Business mileage deduction choice: Many business taxpayers use the standard rate when figuring how much in mileage costs they can claim.

But note that you always have the option of calculating the actual cost of using your vehicle rather than using the standard mileage rates.

The mileage deduction choice, like every other tax decision, depends on your personal situation.

In most instances, it's a no-brainer to use the one that will give you more tax savings. Some filers, however, find convenience is more valuable, especially if the tax-saving difference is, from your perspective, negligible.

Make your choice wisely, especially if you're claiming the business mileage rates for the first time. The IRS points out that you can't use the business standard mileage rate for a vehicle after using any depreciation method under the Modified Accelerated Cost Recovery System (MACRS) or after claiming a Section 179 deduction for that vehicle.

Basically, the upshot is that if you initially opt for the actual expenses method, you're stuck with it for as long as you use that vehicle.

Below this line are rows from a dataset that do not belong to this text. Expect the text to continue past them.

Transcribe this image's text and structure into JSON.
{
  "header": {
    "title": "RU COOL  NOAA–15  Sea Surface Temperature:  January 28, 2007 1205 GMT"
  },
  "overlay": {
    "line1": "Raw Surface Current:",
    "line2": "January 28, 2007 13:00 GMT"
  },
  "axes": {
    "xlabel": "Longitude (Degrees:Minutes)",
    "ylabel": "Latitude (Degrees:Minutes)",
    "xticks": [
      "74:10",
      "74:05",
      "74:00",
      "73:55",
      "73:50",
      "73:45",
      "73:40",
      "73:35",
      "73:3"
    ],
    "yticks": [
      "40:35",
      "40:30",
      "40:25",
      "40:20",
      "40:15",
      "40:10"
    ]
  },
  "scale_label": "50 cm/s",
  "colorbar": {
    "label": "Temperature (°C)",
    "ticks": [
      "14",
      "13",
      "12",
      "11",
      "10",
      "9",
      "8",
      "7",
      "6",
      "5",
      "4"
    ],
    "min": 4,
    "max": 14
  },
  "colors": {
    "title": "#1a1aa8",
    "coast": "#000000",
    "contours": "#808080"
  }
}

This and other limitations, such as the number of simultaneously-used vehicles for which the standard rate can be used, are described in section 4.05 of Rev. Proc. 2010-51. That IRS document also gets today's Saturday Shout Out.

Yeah, it is a bit of dry reading, but if you're a business owner it could help you make the best vehicle deduction moves.

And if you'll still confused, don't worry. Your tax preparer or software can help.

Why the mileage rates differ: The 2019 increases are the largest in recent years, thanks to this year's larger inflation rate.

So why didn't the medical and moving standard rates go up as much as the one for business-related driving?

The IRS notes that the optional standard mileage rates, aside from the one set for charitable travel, are based on annual studies of the fixed and variable costs of operating a vehicle.

The biggest fixed automotive cost is the vehicle price. The biggest variable cost is gasoline.

The rate for business road travel is based on the both the vehicle's fixed and variable costs. The rate for medical and moving purposes, on the other hand, is based only on the variable costs.

Those different vehicular cost categories account for the differences in the rates.

Hitting the inflation highway: The annual mileage rate tweaks the IRS announced on Dec. 14 technically aren't part of the agency's overall inflation adjustments that are put out in two major announcements, generally each fall.

But the mileage rate adjustments merge nicely into that changing tax amounts roadway.

Their final spot in the 10-part inflation series also offers a look at the vehicular deduction amounts available to claim in the rapidly winding down 2018, as well as for planning in the upcoming 2019 tax year.